About the Location: The majestic snow leopard. What makes finding this elusive cat so challenging is the harsh environment they call home. The only way to see one in the wild is to immerse yourself in their surroundings.
Imagine opening your eyes in the pre-dawn hours realizing that it’s 15 F degrees inside your tent. You know that getting up will be painful. If you’ve forgotten to put your water bottle inside your sleeping bag, it’s frozen solid. Your clothes for the day are ice cold when you put them on and your trekking boots feel like you’re putting your feet into cold stones – heavy and stiff.

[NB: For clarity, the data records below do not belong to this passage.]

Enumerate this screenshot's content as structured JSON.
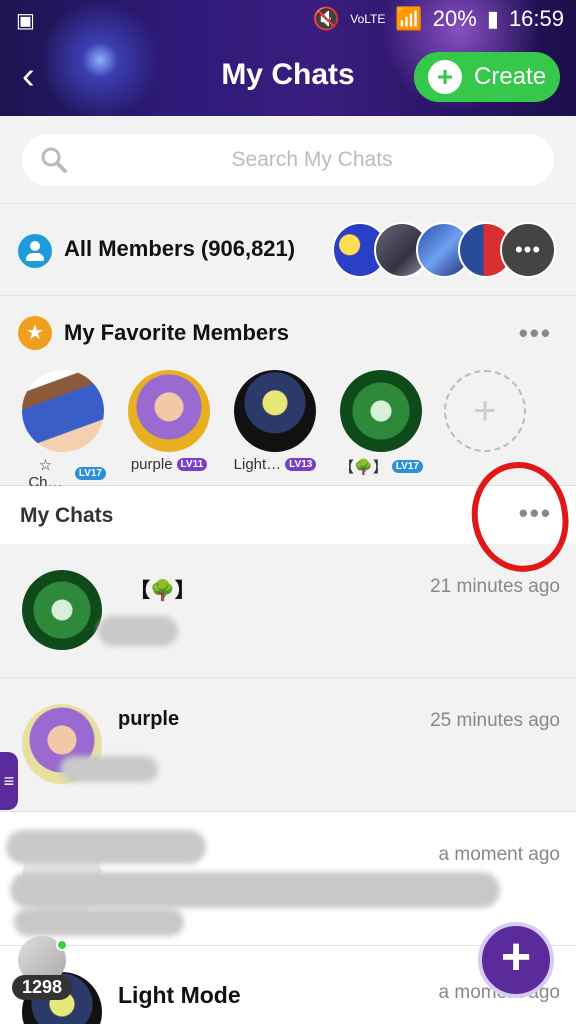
{
  "status": {
    "signal_label": "VoLTE",
    "battery": "20%",
    "time": "16:59"
  },
  "header": {
    "title": "My Chats",
    "create_label": "Create"
  },
  "search": {
    "placeholder": "Search My Chats"
  },
  "all_members": {
    "label": "All Members (906,821)"
  },
  "favorites": {
    "label": "My Favorite Members",
    "members": [
      {
        "name": "☆ Ch…",
        "level": "LV17"
      },
      {
        "name": "purple",
        "level": "LV11"
      },
      {
        "name": "Light…",
        "level": "LV13"
      },
      {
        "name": "【🌳】",
        "level": "LV17"
      }
    ]
  },
  "my_chats": {
    "title": "My Chats",
    "items": [
      {
        "name": "【🌳】",
        "time": "21 minutes ago"
      },
      {
        "name": "purple",
        "time": "25 minutes ago"
      },
      {
        "name": "",
        "time": "a moment ago"
      },
      {
        "name": "Light Mode",
        "time": "a moment ago"
      }
    ]
  },
  "badge_count": "1298",
  "colors": {
    "accent_green": "#35c84a",
    "accent_purple": "#5b2b9c",
    "annotation_red": "#e01818"
  }
}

Before you can shake the chills and get it together, local Ladakhi spotters have already left the camp with their powerful scopes and have climbed the ridges deep within the valleys of Hemis National Park. The network of trained spotters is the only chance you have of seeing a leopard that day.
About the Shot: Sitings are rare. Some days there are no leopards to be found. Only small herds of bharal (blue sheep) graze on distant slopes. You may spend days trekking 8-10km at 13,000-15,000 feet and not see a snow leopard. You may finally have a chance to see a leopard, but it’s only briefly visible on a ridge 3km away as a small reflection through a Swarovski scope. And as you can see, the animal is so perfectly camouflaged for its environment, that they are easy to miss.
But some days are remarkable. A day like the one captured here, where this adolescent leopard was spotted less than a kilometer away, and got as close as 300 meters. We observed him stalk and hunt multiple times, narrowly missing a kill.
It was breathtaking to watch. I was in awe when I first got a glimpse. I was excited watching him traverse ridges in minutes that would have taken me an hour or more to climb. And my adrenaline was pumping when he was stalking a bharal and then a local farmer’s cow. The farmer, a brave man hardened by mountain living, rescued his cow before the leopard could mount a second approach.